F&B Director at Sandestin Resort Bill Merlyn leaped at the opportunity and ultimately became a black belt.  “At Intrawest Six Sigma is fun,” Merlyn said. “Teams at many different properties come up with ideas, quantify the change in terms of impact, make the change and track the results.  When a successful Six Sigma project at one property gets published, there’s no mandate to adopt it. Most property teams take change ideas and evolve them. The process of change is competitive, but it’s fun. Decisions on what to do or not do are still made by the operating executives, we just help them make better decisions and then make sure the decisions produce the desired result.”
Six Sigma: Example 2
Formerly the vice president of F&B at the Opryland Gaylord Resort, Wolfgang Ebenbichler was introduced to Six Sigma in a previous company where he earned his green belt certification.  “The hospitality industry is a small community and negative experiences are shared and travel quickly,” Ebenbichler said.  “In our complex management structure I needed for everyone to stay positive, so I changed the name of our program to ‘Zero Defect Targets’ in an effort to avoid the negative perceptions.  We’ve had great success using Six Sigma principles improving profitability, table-turn times, kitchen labor efficiency and server’s upsell productivity.

"When Six Sigma teams are first established there is a lot of power implied and granted. The key to a Six Sigma team’s success is resisting the temptation to force change as opposed to encouraging and cultivating it.  Six Sigma can never be successful if it is not owned, maintained and used by the individual department heads.  If there is a feeling of Big Brother it will be resisted at every opportunity.  The key is to extrapolate the key performance indicators (KPIs) of the processes and show the chefs and department heads the value of the data.  This helps them to adapt these KPIs into their repertoire of performance monitoring tools and appreciate their value. That takes a lot of patience and some selling initially, and with the help of IT, many of the time-consuming, manual aspects of Six Sigma projects can be automated.”

Keys To Six Sigma Success

>> How you create your Six Sigma team is critical.  Focus on creating a passionate commitment to being the suggestion box response team.

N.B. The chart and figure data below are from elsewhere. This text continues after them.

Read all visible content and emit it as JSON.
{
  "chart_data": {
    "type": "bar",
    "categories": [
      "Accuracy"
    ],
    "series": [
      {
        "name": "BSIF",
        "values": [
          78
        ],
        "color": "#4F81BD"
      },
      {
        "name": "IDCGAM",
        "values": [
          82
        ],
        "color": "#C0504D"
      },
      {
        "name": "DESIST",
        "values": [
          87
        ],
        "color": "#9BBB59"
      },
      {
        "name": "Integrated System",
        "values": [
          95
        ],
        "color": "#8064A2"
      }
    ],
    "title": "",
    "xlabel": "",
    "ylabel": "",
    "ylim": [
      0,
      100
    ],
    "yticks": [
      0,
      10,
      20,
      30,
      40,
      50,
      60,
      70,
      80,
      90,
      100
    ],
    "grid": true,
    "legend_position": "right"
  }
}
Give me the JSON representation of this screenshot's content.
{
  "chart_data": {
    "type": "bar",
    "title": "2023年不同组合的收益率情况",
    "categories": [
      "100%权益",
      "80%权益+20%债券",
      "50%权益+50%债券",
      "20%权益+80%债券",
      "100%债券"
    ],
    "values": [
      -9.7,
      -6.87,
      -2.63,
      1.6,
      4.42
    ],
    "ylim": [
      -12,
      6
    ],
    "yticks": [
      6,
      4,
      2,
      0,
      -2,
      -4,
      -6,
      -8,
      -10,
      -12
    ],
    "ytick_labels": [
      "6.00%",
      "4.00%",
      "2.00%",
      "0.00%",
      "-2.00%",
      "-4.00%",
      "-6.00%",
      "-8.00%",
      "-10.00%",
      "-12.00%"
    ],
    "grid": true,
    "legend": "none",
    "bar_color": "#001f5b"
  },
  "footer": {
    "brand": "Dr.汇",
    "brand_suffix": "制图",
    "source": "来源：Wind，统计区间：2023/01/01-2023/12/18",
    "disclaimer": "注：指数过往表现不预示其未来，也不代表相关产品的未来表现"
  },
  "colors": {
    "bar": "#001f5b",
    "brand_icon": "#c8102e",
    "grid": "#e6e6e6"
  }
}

>> Recognize that in hospitality the goal will rarely be achieving technical Six Sigma levels. You likely operate today at a one or two sigma quality level and just getting to three will make a tremendous difference.

>> Recognize that it doesn’t matter what the program is called, a shift to having a focused team documenting project potential and tracking ROI results will yield the following:

  • Projects that look to be worthy may be proven not to be.
  • Projects will start to become subtractive as opposed to additive to standard operational procedures. Some of the best Six Sigma territory is looking at what you do today, and deciding that some activities may or may not need to continue.
  • Projects that are executed will more likely achieve business impact goals, but there will be accountability and focus on proving and verifying results achieved.
  • New technology projects will be radically different.  It will no longer be, lets produce a list of what everyone wants and go out with an 80-page RFP. You’ll be focused on critical functionality that is directly linked to the ROI being projected.